Here are some solutions I thought of:

gcervantes8 commented 1 month ago

Thanks the quick fix did fix the issue for me.

I'm not sure which of those 2 solutions is better for a long-term fix, but they both make sense.

github-actions[bot] commented 3 weeks ago

This issue has been automatically marked as stale because it has not had recent activity.
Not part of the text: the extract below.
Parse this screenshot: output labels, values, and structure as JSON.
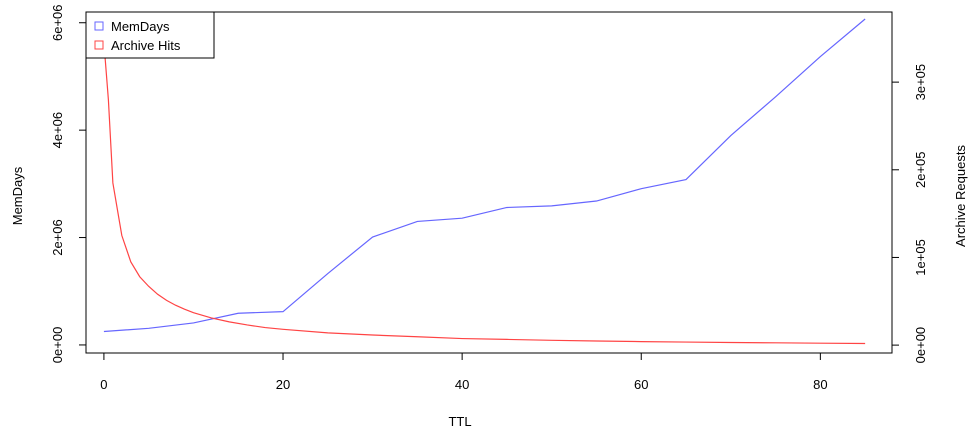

If you think this still needs to be addressed please comment on this thread.

Please note that issues that do not follow the contributing guidelines are likely to be ignored.

ylacombe commented 3 weeks ago

Hey @gcervantes8, thanks for opening this issue. And thanks @niqodea for the quick fix and proposing some solutions.

I'm not sure the two proposed solutions will work here, notably because we don't want to introduce edge cases directly in the code, and because adding another config won't be backward compatible easily and will be too much of a hassle to be worth it.

The issue here happens because a model used for generation was used to initialize a model used for classification. It makes sense to log a warning, but I'm not sure to understand why we raise an error. @ArthurZucker or @Rocketknight1 , do you think we could/should raise a warning instead of an error?

Rocketknight1 commented 3 weeks ago

cc @gante for a generation config question, I think!